Озадаченный Гупта поднялся.
— Господин Бадринатх, до свиданья!
— Вы уходите, господин Гупта? — соблюдая этикет спросил Бадринатх.
— Да, мне пора! До свидания, господа, я вас всех скоро увижу! — и он откланялся.
— До скорого свидания! — уточнила Каушалья.
— До свидания, — ответила Гита.
— Я провожу вас, господин Гупта, — сказал Бадринатх и последовал за адвокатом к выходу.
Как только затихли шаги удаляющихся Бадринатха и Гупты и хлопнула входная дверь, Гита, помахав пачкой денег перед хищным лицом тетки и ехидно смеясь, сказала, растягивая слоги:
— Те-тя! — и она указала глазами на деньги.
Каушалья лихорадочно протянула к ним жирные пальцы. Гита отдернула руку с деньгами и встала у нее за спиной; та резко повернулась, и Гита хлопнула ее пачкой денег по двойному подбородку. Каушалья нервно захихикала, в ее глазах появился алчный огонь, и она забормотала:
— Спрятать, спрятать надо денежки!
— Ты так считаешь? — издевательским тоном, лукаво улыбаясь и дразня, спросила Гита.
— Положишь, как говорится, подальше, поближе возьмешь.
— А кто возьмет их у… у…? На вот, прячь! — Гита с отвращением протянула «тетке» деньги.
Та, сияя от счастья, быстро выхватила пачку ассигнаций из рук Гиты и всей своей массой двинулась к сейфу. Гита последовала за ней.
Каушалья, ловко открыв сейф, положила в него деньги и с шумом заперла дверь сейфа. Ключи с прекрасным серебряным брелоком она засунула за пояс юбки и намеревалась уйти, с облегчением вздохнув. Но Гита, подойдя к ней поближе, ловко и изящно освободила «тетушку» от излишнего бремени: ключи, сверкая брелоком, как великолепной серьгой, покачивались в приподнятой руке циркачки.
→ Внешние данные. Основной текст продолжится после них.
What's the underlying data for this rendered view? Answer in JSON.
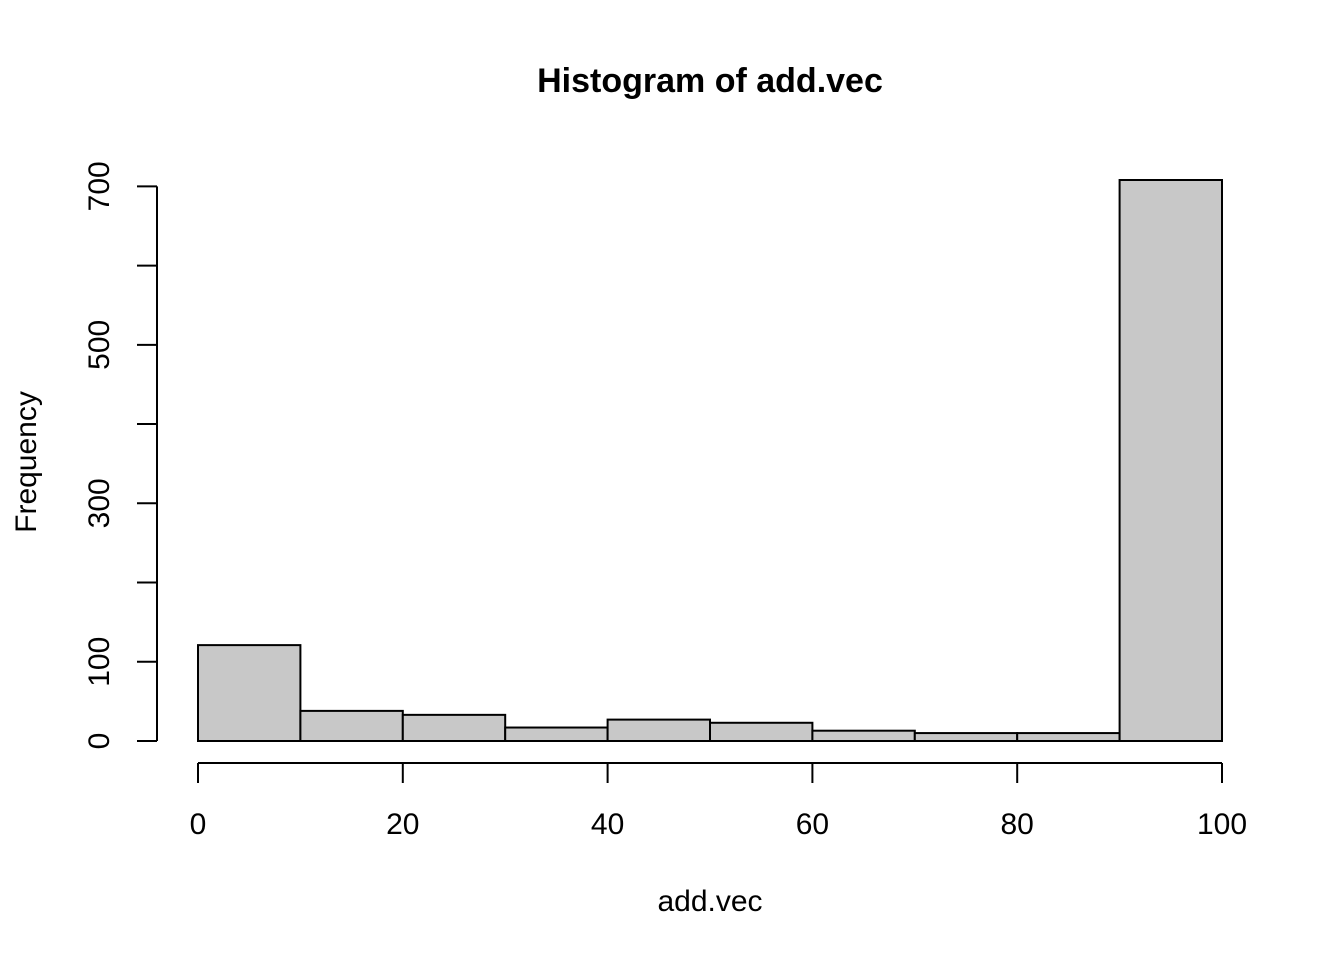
{
  "chart_data": {
    "type": "bar",
    "title": "Histogram of add.vec",
    "xlabel": "add.vec",
    "ylabel": "Frequency",
    "bins": [
      {
        "from": 0,
        "to": 10,
        "count": 121
      },
      {
        "from": 10,
        "to": 20,
        "count": 38
      },
      {
        "from": 20,
        "to": 30,
        "count": 33
      },
      {
        "from": 30,
        "to": 40,
        "count": 17
      },
      {
        "from": 40,
        "to": 50,
        "count": 27
      },
      {
        "from": 50,
        "to": 60,
        "count": 23
      },
      {
        "from": 60,
        "to": 70,
        "count": 13
      },
      {
        "from": 70,
        "to": 80,
        "count": 10
      },
      {
        "from": 80,
        "to": 90,
        "count": 10
      },
      {
        "from": 90,
        "to": 100,
        "count": 708
      }
    ],
    "xlim": [
      0,
      100
    ],
    "ylim": [
      0,
      708
    ],
    "x_ticks": [
      0,
      20,
      40,
      60,
      80,
      100
    ],
    "x_tick_labels": [
      "0",
      "20",
      "40",
      "60",
      "80",
      "100"
    ],
    "y_ticks": [
      0,
      100,
      200,
      300,
      400,
      500,
      600,
      700
    ],
    "y_tick_labels": [
      "0",
      "100",
      "",
      "300",
      "",
      "500",
      "",
      "700"
    ],
    "grid": false,
    "legend": "none",
    "colors": {
      "bar_fill": "#c8c8c8",
      "bar_stroke": "#000000",
      "axis": "#000000",
      "background": "#ffffff"
    }
  }
}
Раздосадованная Каушалья издала нечеловеческий вопль, подобный вою шакала, и с испугом в глазах уставилась на свою «племянницу», которая весело хохотала.
Вожделенно поглядывая на ключи, Каушалья принялась нервно хихикать.
— У…у! Какая тяжелая связка ключей, и на такой тонкой талии, — издевалась над ней Гита. — Удивительно, как она выдерживает такую большую тяжесть! Придется мне их поносить. Ах! — притворно вздохнула Гита. — А что делать? Придется! — и она подвесила связку ключей себе на пояс.
Каушалья была вне себя от бешенства. Но чутье подсказывало ей, что не следует этого показывать, поскольку можно нарваться на большой скандал. И ей ничего не оставалось как, «виляя хвостом», притвориться лисой, чтобы взять хитростью.
— Можешь их поносить, моя Зиточка!
— Ха-ха-ха! — высокомерно произнесла Гита.
— Зиточка моя! — умоляюще воскликнула Каушалья.
— Ха-ха-ха! Я — Зиточка?! А ну-ка! Ужин готов?! — резко переменив разговор, спросила Гита и посмотрела в упор на Каушалью долгим испытывающим взглядом.